The media was very interested in my recovery and I was interviewed by writers and reporters in nearly every city we played in that season. Amazingly, every week after any type of interview, my locker would be filled with letters from patients who were desperate for information and hope. And almost all the letters began the same, “You’re the first person I have heard of who has an ostomy. How were you able to play football, and can you give me some advice on how I can return to school, go to work, travel, etc.?”

The media was very interested in mI learned there are more than three million people in the country who live with Crohn’s Disease or ulcerative colitis and tens of thousands who face ostomy surgery every year—but nobody was talking about it. Reading those letters was humbling and inspiring and I began to understand the enormity of the opportunity I had been given. The more patients I spoke to the more I realized that I needed to do something to help others understand that there was life after ostomy surgery…an abundant, fulfilling, and happy life.

I began to collect and share stories of courageous ostomates who were police officers, firefighters, marathon runners, triathletes, mountain climbers, beauty queens and so many others who refused to accept the parameters of the “restrictive lifestyle box” we ostomy patients thought we were relegated to. WOC nurses, who often believe in us before we believe in ourselves, began to share these stories with their patients. For the last 35 years it has been humbling to work alongside those heroic nurses and encourage thousands of patients to destigmatize this life-saving surgery.

After I retired from football, I explored different career options, including a brief stint as the host on Wheel of Fortune, but my heart for patients kept calling me back. I’ve written three books; Alive & Kicking, my autobiography, Great Comebacks from Ostomy Surgery, and Embracing Life, which feature inspirational stories of people who have survived and thrived following their ostomy surgery.
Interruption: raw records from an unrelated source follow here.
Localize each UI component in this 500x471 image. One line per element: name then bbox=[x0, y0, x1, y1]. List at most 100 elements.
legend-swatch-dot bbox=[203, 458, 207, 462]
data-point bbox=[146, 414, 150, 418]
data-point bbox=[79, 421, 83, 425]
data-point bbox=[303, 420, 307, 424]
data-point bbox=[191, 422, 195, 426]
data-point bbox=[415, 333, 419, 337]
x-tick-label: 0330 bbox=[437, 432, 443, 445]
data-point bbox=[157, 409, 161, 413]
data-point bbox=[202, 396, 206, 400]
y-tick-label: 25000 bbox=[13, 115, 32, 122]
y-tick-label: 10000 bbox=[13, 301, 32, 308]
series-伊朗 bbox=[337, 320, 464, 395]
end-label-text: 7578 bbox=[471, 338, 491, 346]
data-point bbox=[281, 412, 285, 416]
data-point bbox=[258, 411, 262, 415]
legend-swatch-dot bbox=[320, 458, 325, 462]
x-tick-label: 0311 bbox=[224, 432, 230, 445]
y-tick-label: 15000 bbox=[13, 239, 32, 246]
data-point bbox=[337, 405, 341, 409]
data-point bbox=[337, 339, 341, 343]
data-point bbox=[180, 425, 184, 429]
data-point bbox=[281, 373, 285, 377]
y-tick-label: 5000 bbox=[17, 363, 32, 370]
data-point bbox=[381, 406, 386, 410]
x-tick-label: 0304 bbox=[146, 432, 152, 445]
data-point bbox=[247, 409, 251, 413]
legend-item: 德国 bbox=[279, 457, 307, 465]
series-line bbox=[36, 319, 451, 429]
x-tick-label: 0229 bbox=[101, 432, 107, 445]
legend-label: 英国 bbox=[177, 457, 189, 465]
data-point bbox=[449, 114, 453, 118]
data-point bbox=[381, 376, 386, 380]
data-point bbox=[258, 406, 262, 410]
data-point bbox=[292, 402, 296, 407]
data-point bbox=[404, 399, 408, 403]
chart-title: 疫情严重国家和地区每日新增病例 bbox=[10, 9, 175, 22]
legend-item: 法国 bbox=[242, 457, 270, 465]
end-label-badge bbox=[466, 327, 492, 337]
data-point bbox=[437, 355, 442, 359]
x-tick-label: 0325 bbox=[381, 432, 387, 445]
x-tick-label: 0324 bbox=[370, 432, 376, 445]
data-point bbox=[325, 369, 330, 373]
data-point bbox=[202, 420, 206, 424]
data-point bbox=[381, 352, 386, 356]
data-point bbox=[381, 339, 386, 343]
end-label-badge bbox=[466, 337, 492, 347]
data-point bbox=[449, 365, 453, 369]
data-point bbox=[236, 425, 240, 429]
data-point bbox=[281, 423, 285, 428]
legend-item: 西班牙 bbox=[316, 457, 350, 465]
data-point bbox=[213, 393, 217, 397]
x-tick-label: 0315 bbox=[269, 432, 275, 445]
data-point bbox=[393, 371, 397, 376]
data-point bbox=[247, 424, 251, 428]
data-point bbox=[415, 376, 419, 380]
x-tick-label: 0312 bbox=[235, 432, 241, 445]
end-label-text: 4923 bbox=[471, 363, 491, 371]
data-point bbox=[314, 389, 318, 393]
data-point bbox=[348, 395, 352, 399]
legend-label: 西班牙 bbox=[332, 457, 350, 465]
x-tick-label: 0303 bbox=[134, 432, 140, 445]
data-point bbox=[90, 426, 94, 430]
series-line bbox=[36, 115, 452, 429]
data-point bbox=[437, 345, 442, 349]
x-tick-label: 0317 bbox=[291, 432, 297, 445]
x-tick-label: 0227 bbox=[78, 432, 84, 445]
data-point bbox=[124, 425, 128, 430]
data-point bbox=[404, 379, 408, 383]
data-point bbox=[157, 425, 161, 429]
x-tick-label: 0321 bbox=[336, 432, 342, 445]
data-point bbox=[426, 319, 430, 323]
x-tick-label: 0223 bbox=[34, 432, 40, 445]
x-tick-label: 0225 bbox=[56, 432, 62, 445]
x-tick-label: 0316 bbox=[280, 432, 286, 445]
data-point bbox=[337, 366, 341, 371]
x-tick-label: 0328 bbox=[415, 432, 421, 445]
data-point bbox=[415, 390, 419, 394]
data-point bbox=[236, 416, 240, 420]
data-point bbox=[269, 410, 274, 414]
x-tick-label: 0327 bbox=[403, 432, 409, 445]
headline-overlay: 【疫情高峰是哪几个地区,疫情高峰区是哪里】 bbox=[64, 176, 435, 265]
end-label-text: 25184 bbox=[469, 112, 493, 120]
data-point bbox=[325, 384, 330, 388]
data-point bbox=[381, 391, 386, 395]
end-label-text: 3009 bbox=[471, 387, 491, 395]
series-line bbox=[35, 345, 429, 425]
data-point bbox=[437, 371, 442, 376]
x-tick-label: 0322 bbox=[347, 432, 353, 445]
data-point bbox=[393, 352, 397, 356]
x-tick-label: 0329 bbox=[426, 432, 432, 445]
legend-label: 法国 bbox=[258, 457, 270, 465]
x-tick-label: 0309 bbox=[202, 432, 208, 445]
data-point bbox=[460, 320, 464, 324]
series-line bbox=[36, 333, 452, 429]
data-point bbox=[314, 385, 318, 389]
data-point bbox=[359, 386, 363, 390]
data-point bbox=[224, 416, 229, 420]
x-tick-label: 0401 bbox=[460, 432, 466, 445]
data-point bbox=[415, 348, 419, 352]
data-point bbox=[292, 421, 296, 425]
And nine years ago, I founded Legacy Health Strategies to help medical device and pharmaceutical companies better engage with their patients.

In 2017 I launched the Grateful Patient Project (www.gratefulpatient.org) and created National Grateful Patient Day which is celebrated every September 7, the day I returned to play after my illness. I also created The Grateful Ostomate (www.gratefulostomate.org), a place to collect stories and provide information to help every ostomate and their family members embrace the journey that is ahead of them – not filled with fear and anger and despair, but with courage and hope. 

I consider myself the most grateful patient you will ever meet and wake up every morning excited about the work I get to do on behalf of patients. The days that bring me the most joy are those when I get to personally connect with an ostomy patient, listen to their story and help encourage them in their journey.